No hay mejor retrato de una sociedad que su actitud ante la muerte y la tribulación. Millones de españoles han tomado por convención los aplausos diarios de ánimo a los sanitarios y las canciones de jubilosa resistencia. En el lado oscuro, miles de ancianos han fallecido y siguen muriendo, muchos de ellos tabulados por la impiedad utilitaria del triaje. Penan y mueren sin el aliento de los suyos ni extremaunción que valga. No han recibido ningún tipo de homenaje, ni aplauso, ni canción, ni tan siquiera el manido y peripatético minuto de silencio, sin mayor mención que la de las estadísticas. Como recreación del arte posmoderno, el cuadro descrito no tendría precio.
Si la emoción actúa como amo y señor de la presciencia, no habrá conocimiento que sobreviva a las arremetidas del sentimentalismo. Primando la emoción sobre la introspección, la primera solo puede causar consecuencias.
La pandemia actual ha traído de la mano una revelación: la diferencia entre la pasión cristiana y la pasión ciega. La Historia de la Filosofía invita a sospechar de los sentimentales. Los racionalistas (sus antagonistas naturales) no tardaron en hacerlo. Hume llegó a decir de Rousseau que no era más que un sentimental. Le definía como alguien que en su vida no había hecho otra cosa más que sentir. Un servidor agregaría que el sentimental es el tirano de los sentimientos: los exprime y desparrama a espuertas. Convierte la pasión en algo mundano, trivial.
El confinamiento ha deparado el sentimiento res publica como un espectáculo de masas: discursos gazmoños, aplausos masivos y eslóganes bucólicos clamando a la unidad popular.
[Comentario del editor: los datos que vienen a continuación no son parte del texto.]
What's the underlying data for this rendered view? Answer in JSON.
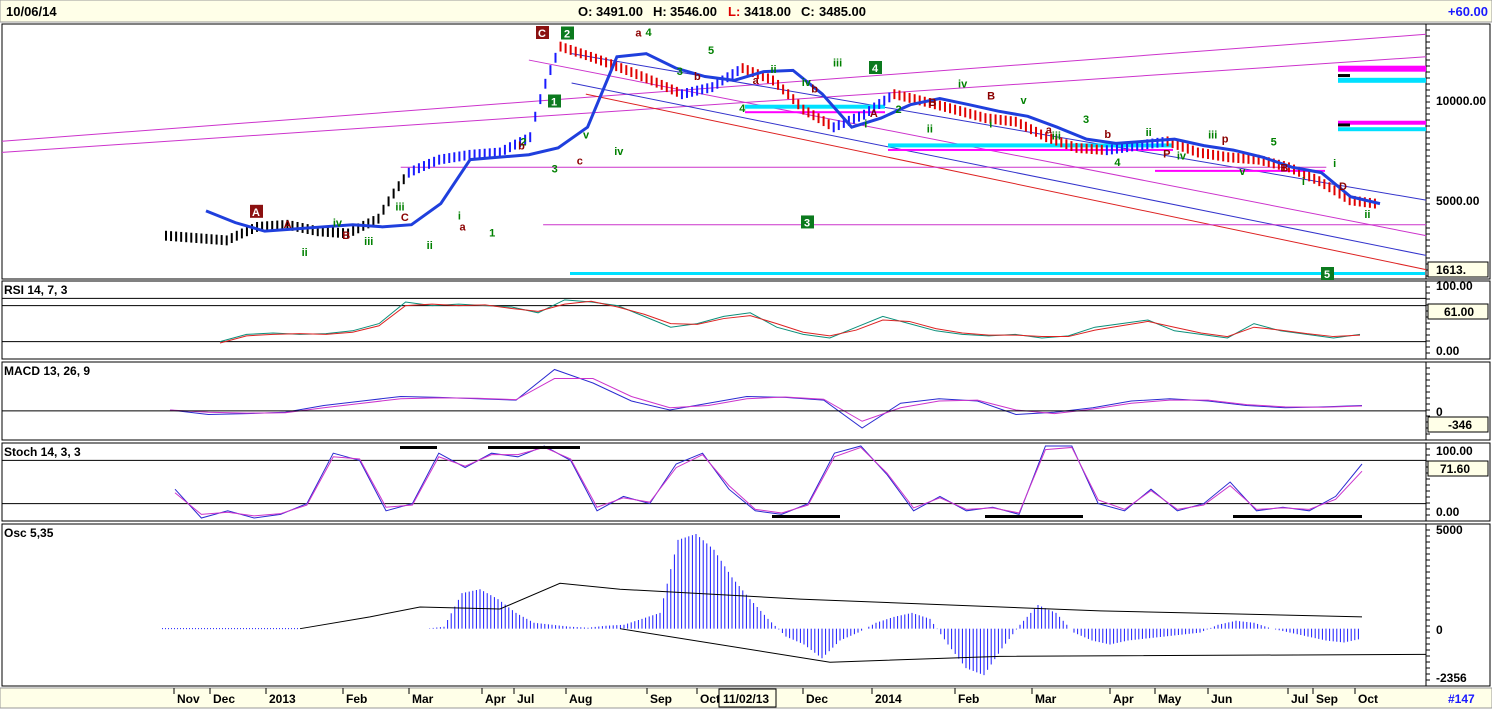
{
  "header": {
    "date": "10/06/14",
    "open_label": "O:",
    "open": "3491.00",
    "high_label": "H:",
    "high": "3546.00",
    "low_label": "L:",
    "low": "3418.00",
    "close_label": "C:",
    "close": "3485.00",
    "change": "+60.00"
  },
  "footer": {
    "id": "#147",
    "cursor_date": "11/02/13"
  },
  "colors": {
    "price_up": "#1a1aff",
    "price_down": "#e00000",
    "price_neutral": "#000000",
    "moving_average": "#1f3fdd",
    "channel_purple": "#cc33cc",
    "channel_blue": "#3333cc",
    "channel_red": "#dd2222",
    "cyan": "#00e0ff",
    "magenta": "#ff00ff",
    "wave_green": "#008000",
    "wave_red": "#8b0000",
    "box_green": "#0b7a1e",
    "box_red": "#8b1010",
    "signal_red": "#dd2222",
    "signal_magenta": "#cc33cc"
  },
  "chart_data": [
    {
      "panel": "price",
      "type": "line",
      "title": "",
      "scale": "log",
      "y_ticks": [
        "10000.00",
        "5000.00"
      ],
      "last_label": "1613.",
      "x_tick_labels": [
        "Nov",
        "Dec",
        "2013",
        "Feb",
        "Mar",
        "Apr",
        "Jul",
        "Aug",
        "Sep",
        "Oct",
        "Dec",
        "2014",
        "Feb",
        "Mar",
        "Apr",
        "May",
        "Jun",
        "Jul",
        "Sep",
        "Oct"
      ],
      "series": [
        {
          "values": [
            2700,
            2650,
            2600,
            2900,
            2950,
            2800,
            2750,
            3100,
            4500,
            5000,
            5200,
            5300,
            6000,
            12500,
            11500,
            10500,
            9500,
            8500,
            9000,
            10500,
            9500,
            7500,
            6500,
            7200,
            8500,
            8000,
            7500,
            7000,
            6800,
            6000,
            5500,
            5400,
            5600,
            5800,
            5300,
            5100,
            5000,
            4700,
            4200,
            3600,
            3485
          ]
        },
        {
          "values": [
            3300,
            3000,
            2800,
            2850,
            2900,
            2950,
            2900,
            2950,
            3500,
            5000,
            5100,
            5200,
            5500,
            6500,
            11500,
            11800,
            10500,
            9800,
            9500,
            10200,
            10300,
            8500,
            6500,
            7000,
            7800,
            8200,
            7800,
            7400,
            7100,
            6500,
            5900,
            5700,
            5800,
            5900,
            5600,
            5400,
            5100,
            4700,
            4500,
            3700,
            3500
          ]
        }
      ],
      "wave_labels": {
        "green": [
          "ii",
          "iv",
          "iii",
          "iii",
          "ii",
          "i",
          "1",
          "2",
          "3",
          "v",
          "iv",
          "4",
          "3",
          "5",
          "4",
          "ii",
          "iv",
          "iii",
          "i",
          "2",
          "ii",
          "iv",
          "i",
          "v",
          "iii",
          "3",
          "4",
          "ii",
          "iv",
          "iii",
          "v",
          "5",
          "i",
          "i",
          "ii"
        ],
        "red": [
          "A",
          "B",
          "C",
          "a",
          "b",
          "c",
          "a",
          "b",
          "a",
          "b",
          "A",
          "B",
          "B",
          "a",
          "b",
          "P",
          "p",
          "B",
          "D"
        ],
        "boxed": [
          "A",
          "C",
          "1",
          "2",
          "3",
          "4",
          "5"
        ]
      }
    },
    {
      "panel": "rsi",
      "type": "line",
      "title": "RSI 14, 7, 3",
      "y_ticks": [
        "100.00",
        "0.00"
      ],
      "last_label": "61.00",
      "levels": [
        80,
        70,
        20
      ],
      "series": [
        {
          "values": [
            20,
            30,
            32,
            30,
            31,
            35,
            45,
            75,
            70,
            72,
            70,
            68,
            60,
            78,
            75,
            70,
            55,
            40,
            45,
            55,
            60,
            40,
            30,
            25,
            40,
            55,
            45,
            35,
            30,
            28,
            30,
            25,
            28,
            40,
            45,
            50,
            35,
            30,
            25,
            45,
            35,
            30,
            25,
            30
          ]
        },
        {
          "values": [
            18,
            28,
            30,
            31,
            30,
            33,
            42,
            70,
            72,
            70,
            71,
            66,
            62,
            72,
            76,
            68,
            58,
            45,
            44,
            52,
            56,
            45,
            33,
            28,
            36,
            50,
            48,
            38,
            32,
            29,
            29,
            27,
            27,
            36,
            42,
            48,
            40,
            32,
            27,
            40,
            36,
            31,
            27,
            29
          ]
        }
      ]
    },
    {
      "panel": "macd",
      "type": "line",
      "title": "MACD 13, 26, 9",
      "y_ticks": [
        "0"
      ],
      "last_label": "-346",
      "series": [
        {
          "values": [
            -20,
            -30,
            -28,
            -25,
            -10,
            0,
            10,
            8,
            5,
            2,
            70,
            40,
            0,
            -20,
            -5,
            10,
            8,
            2,
            -60,
            -5,
            5,
            0,
            -30,
            -25,
            -15,
            0,
            5,
            0,
            -10,
            -15,
            -13,
            -10
          ]
        },
        {
          "values": [
            -20,
            -25,
            -27,
            -26,
            -15,
            -5,
            5,
            7,
            6,
            3,
            50,
            50,
            10,
            -15,
            -10,
            5,
            9,
            4,
            -45,
            -15,
            0,
            2,
            -20,
            -28,
            -18,
            -5,
            2,
            2,
            -8,
            -13,
            -14,
            -11
          ]
        }
      ]
    },
    {
      "panel": "stochastic",
      "type": "line",
      "title": "Stoch 14, 3, 3",
      "y_ticks": [
        "100.00",
        "0.00"
      ],
      "last_label": "71.60",
      "levels": [
        80,
        20
      ],
      "series": [
        {
          "values": [
            40,
            0,
            10,
            0,
            5,
            20,
            90,
            80,
            10,
            20,
            90,
            70,
            90,
            85,
            100,
            80,
            10,
            30,
            20,
            75,
            90,
            40,
            10,
            5,
            20,
            90,
            100,
            60,
            10,
            30,
            10,
            15,
            5,
            100,
            100,
            20,
            10,
            40,
            10,
            20,
            50,
            10,
            15,
            10,
            30,
            75
          ]
        },
        {
          "values": [
            35,
            5,
            8,
            3,
            6,
            18,
            85,
            82,
            15,
            18,
            85,
            72,
            88,
            88,
            98,
            82,
            15,
            28,
            22,
            70,
            88,
            45,
            12,
            7,
            18,
            85,
            98,
            62,
            14,
            28,
            12,
            14,
            7,
            95,
            98,
            25,
            12,
            38,
            12,
            18,
            45,
            12,
            14,
            12,
            26,
            65
          ]
        }
      ]
    },
    {
      "panel": "oscillator",
      "type": "bar",
      "title": "Osc 5,35",
      "y_ticks": [
        "5000",
        "0",
        "-2356"
      ],
      "series": [
        {
          "values": [
            0,
            0,
            0,
            0,
            0,
            0,
            0,
            0,
            100,
            1800,
            2000,
            1500,
            800,
            300,
            200,
            100,
            50,
            150,
            200,
            500,
            800,
            4500,
            4800,
            4000,
            2600,
            1500,
            500,
            -400,
            -800,
            -1500,
            -600,
            -200,
            300,
            600,
            800,
            500,
            -800,
            -2000,
            -2356,
            -1000,
            200,
            1200,
            800,
            -200,
            -600,
            -800,
            -600,
            -500,
            -400,
            -300,
            -200,
            200,
            400,
            300,
            0,
            -200,
            -400,
            -600,
            -700,
            -500
          ]
        }
      ]
    }
  ]
}
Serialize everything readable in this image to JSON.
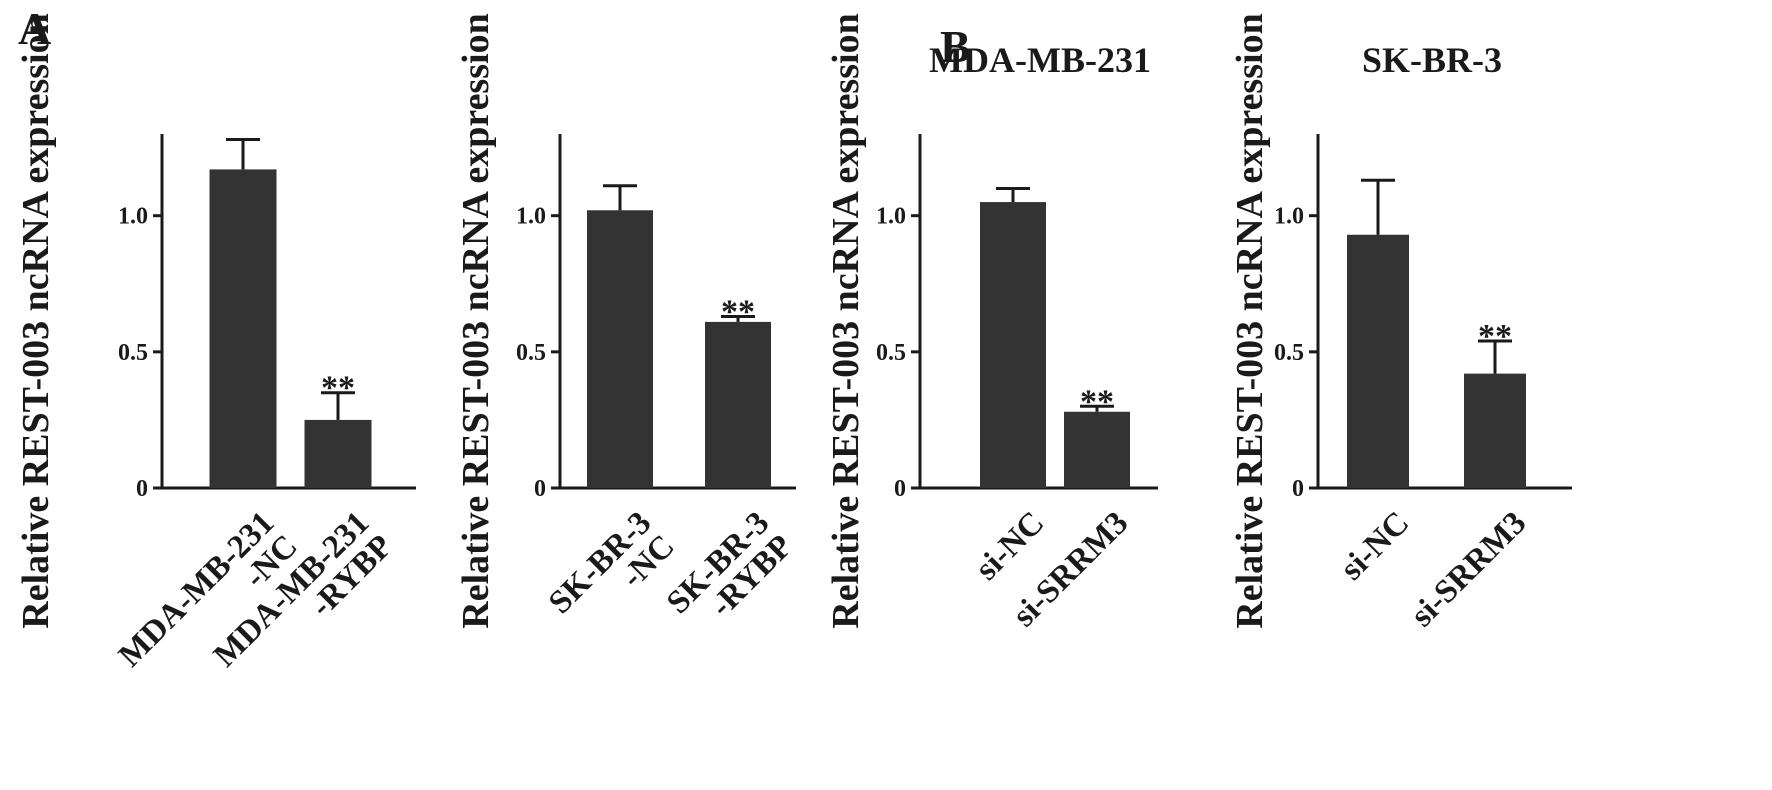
{
  "panel_letters": [
    "A",
    "B"
  ],
  "colors": {
    "bar": "#333333",
    "axis": "#1a1a1a",
    "text": "#1a1a1a"
  },
  "chart_data": [
    {
      "type": "bar",
      "panel": "A",
      "title": "",
      "ylabel": "Relative REST-003 ncRNA expression",
      "ylim": [
        0,
        1.3
      ],
      "yticks": [
        "0",
        "0.5",
        "1.0"
      ],
      "categories": [
        "MDA-MB-231\n-NC",
        "MDA-MB-231\n-RYBP"
      ],
      "values": [
        1.17,
        0.25
      ],
      "errors": [
        0.11,
        0.1
      ],
      "significance": [
        "",
        "**"
      ]
    },
    {
      "type": "bar",
      "panel": "",
      "title": "",
      "ylabel": "Relative REST-003 ncRNA expression",
      "ylim": [
        0,
        1.3
      ],
      "yticks": [
        "0",
        "0.5",
        "1.0"
      ],
      "categories": [
        "SK-BR-3\n-NC",
        "SK-BR-3\n-RYBP"
      ],
      "values": [
        1.02,
        0.61
      ],
      "errors": [
        0.09,
        0.02
      ],
      "significance": [
        "",
        "**"
      ]
    },
    {
      "type": "bar",
      "panel": "B",
      "title": "MDA-MB-231",
      "ylabel": "Relative REST-003 ncRNA expression",
      "ylim": [
        0,
        1.3
      ],
      "yticks": [
        "0",
        "0.5",
        "1.0"
      ],
      "categories": [
        "si-NC",
        "si-SRRM3"
      ],
      "values": [
        1.05,
        0.28
      ],
      "errors": [
        0.05,
        0.02
      ],
      "significance": [
        "",
        "**"
      ]
    },
    {
      "type": "bar",
      "panel": "",
      "title": "SK-BR-3",
      "ylabel": "Relative REST-003 ncRNA expression",
      "ylim": [
        0,
        1.3
      ],
      "yticks": [
        "0",
        "0.5",
        "1.0"
      ],
      "categories": [
        "si-NC",
        "si-SRRM3"
      ],
      "values": [
        0.93,
        0.42
      ],
      "errors": [
        0.2,
        0.12
      ],
      "significance": [
        "",
        "**"
      ]
    }
  ]
}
Léon Bloy en su obra En las tinieblas escribe portentosamente sobre la línea que separa las “almas superiores” de las medianías: la alegría no es lo contrario del dolor, ambas representan las dos caras de la misma moneda, del mismo heroísmo, el del “cristiano completo". No se ha encontrado jamás mayor grandeza humana que la de saberse dichoso en el sufrimiento, por la Cruz. Eterna e indeleble lección dada a los hombres por su Creador.
Distinta suerte corre para los sentimentales, que se encomiendan a los gobernantes que amamantan su sed de emotividad. Deshojan su tiempo entre la vida fabril y el ludismo, cuando todo va bien, y cuando un virus les da mala vida, su horizonte vital es una borrachera de aplausos diarios. En esas coordenadas la Providencia no encaja, toca correr un tupido velo ante el sufirmiento y la tragedia, pronto volverá la farra.
Al renunciar a las tres virtudes teologales del cristianismo (fe, esperanza y caridad), el hombre de laicidad fatua y sentimiento folclórico viste su desesperación de optimismo (un optimismo infundado u optimisticismo, permítanme la palabreja) y de solidaridad: la compasión sistémica, articulada a base de convencionalismos de filosofía barata, antropología animalizante, política estatista y espiritualidad vacua.
La espiritualidad del ser humano es insustituible y sus códigos religiosos irreemplazables. Al abandonarla, el ser humano no sabe arrostrar la tragedia, se esconde en desfogues pasajeros y en los rituales de postín que le ofrece el Estado.
Sus almas huyen del dolor como las gallinas y aplauden de gozo como los macacos. En medio de sus aplausos, escuchan el grito silencioso de los ancianos sometidos al triaje. Triste péndulo, entre el dolor y la felicidad, el que se gastan los sentimentales.
Lo que nunca sabrán los sentimentales y los gobiernos amamantadores de solidaridad sistémica es que caminando entre tinieblas, tal como dijo Bloy, “las almas superiores son extrañas a esa flotación” entre sufrimiento y felicidad. Hace ya más de dos milenios que aprendieron la mayor verdad jamas revelada: Deus Caritas Est.